Investigating the applicability of deep learning and machine learning models in predicting the structural performance of V-shaped RC folded plates


Katlav M., Ergen F., Türk K., Turğut P.

MATERIALS TODAY COMMUNICATIONS, cilt.38, sa.March 2024, ss.1-17, 2024 (SCI-Expanded)

  • Yayın Türü: Makale / Tam Makale
  • Cilt numarası: 38 Sayı: March 2024
  • Basım Tarihi: 2024
  • Doi Numarası: 10.1016/j.mtcomm.2024.108141
  • Dergi Adı: MATERIALS TODAY COMMUNICATIONS
  • Derginin Tarandığı İndeksler: Science Citation Index Expanded (SCI-EXPANDED), Scopus, Compendex, INSPEC
  • Sayfa Sayıları: ss.1-17
  • İnönü Üniversitesi Adresli: Evet

Özet

Reinforced concrete folded plates (RC-FPs), which are a special class of shell structures, have recently become very popular in modern architectural and engineering applications because of the need for lightweight and aesthetic structures to cover large areas. However, it is known that studies on the structural performance of RC-FPs are insufficient. Therefore, this article presents a study on the development and comparison of different deep learning (DL) and machine learning (ML) models for the prediction of the structural performance of full-scale V-shaped RC-FPs produced from hybrid fiber-reinforced self-consolidating concrete (HFR-SCC) having different plate thicknesses (50, 60, 70, and 80 mm), fiber volumes (1.00 and 1.25%), and combinations (single, binary, and ternary). While vanilla long short-term memory (VLSTM) and bidirectional long short-term memory (BILSTM) are used as DL models, random forest (RF), extremely randomized trees (ERT), and adaptive boosting (AdaBoost) are preferred for ML models. To construct the models, the structural performance results of a total of 44 full-scale V-shaped RC-FPs subjected to four-point bending loading were adopted as the database.
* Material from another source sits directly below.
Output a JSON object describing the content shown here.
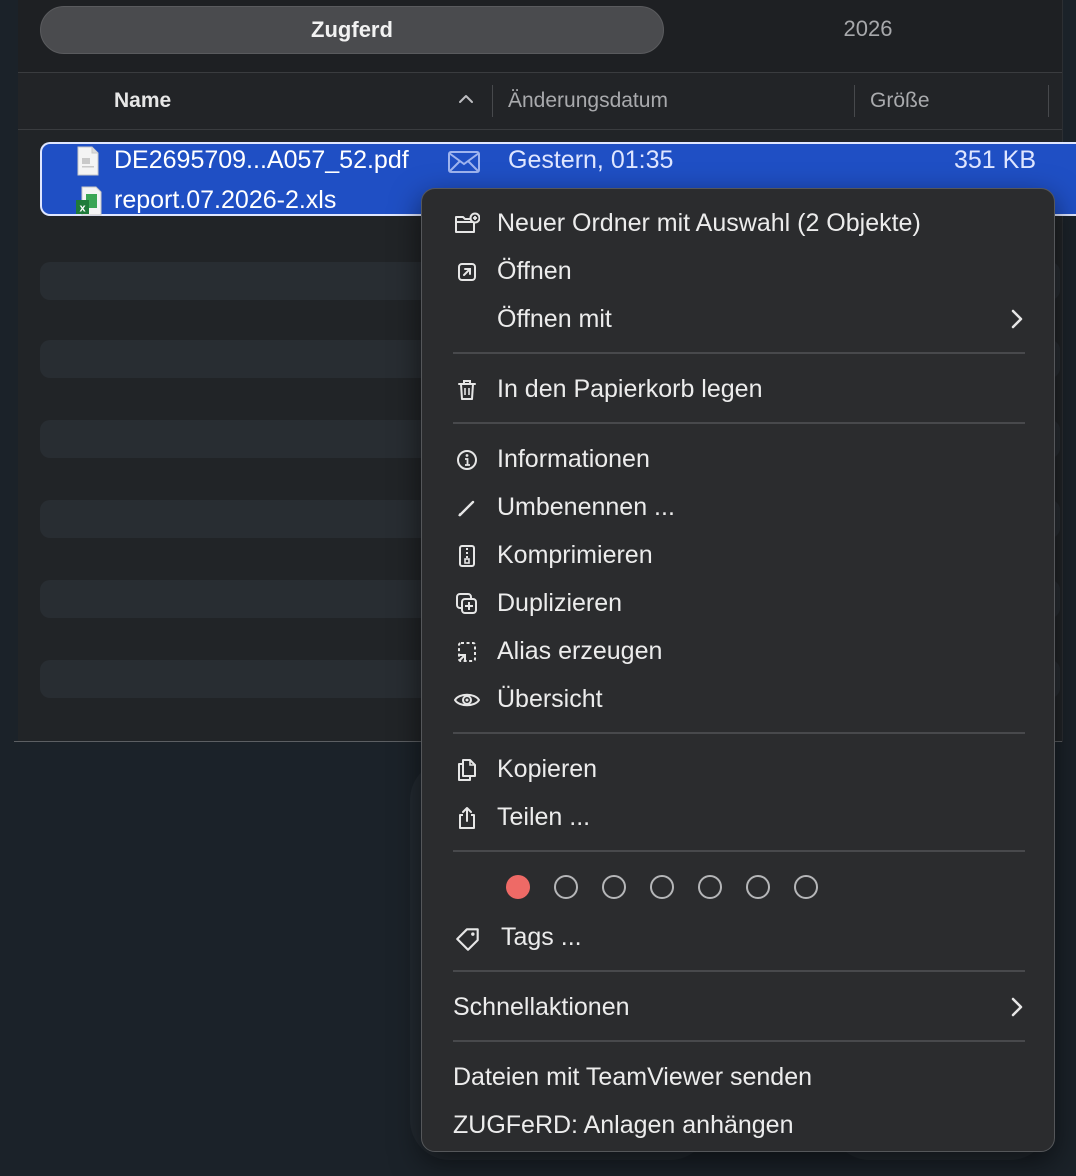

In addition to all these, the AdaBoost model is used to determine the relative feature importance of the input parameters. Based on the results, among the DL models, the BILSTM has the best ability to predict the structural performance values of V-shaped RC-FPs (such as R-squared values for maximum load-bearing capacity, cracking load, toughness, and deflection ductility are 0.934, 0.987, 0.972, and 0.812, respectively), while in ML models, this is valid for the ERT (such as R-square values are 0.917 for maximum load-bearing capacity, 0.936 for cracking load, 0.947 for toughness and 0.825 for deflection ductility). On the other hand, DL models predicted all other structural performance values better than ML models, except for deflection ductility. Besides, the most relative important input features for maximum load-bearing capacity and toughness values is plate thickness, whereas for cracking load and deflection ductility values compressive strength is important. In conclusion, it can be emphasized that the use of DL models can provide significant advantages in engineering applications, such as predicting the structural performance of V-shaped RC-FPs.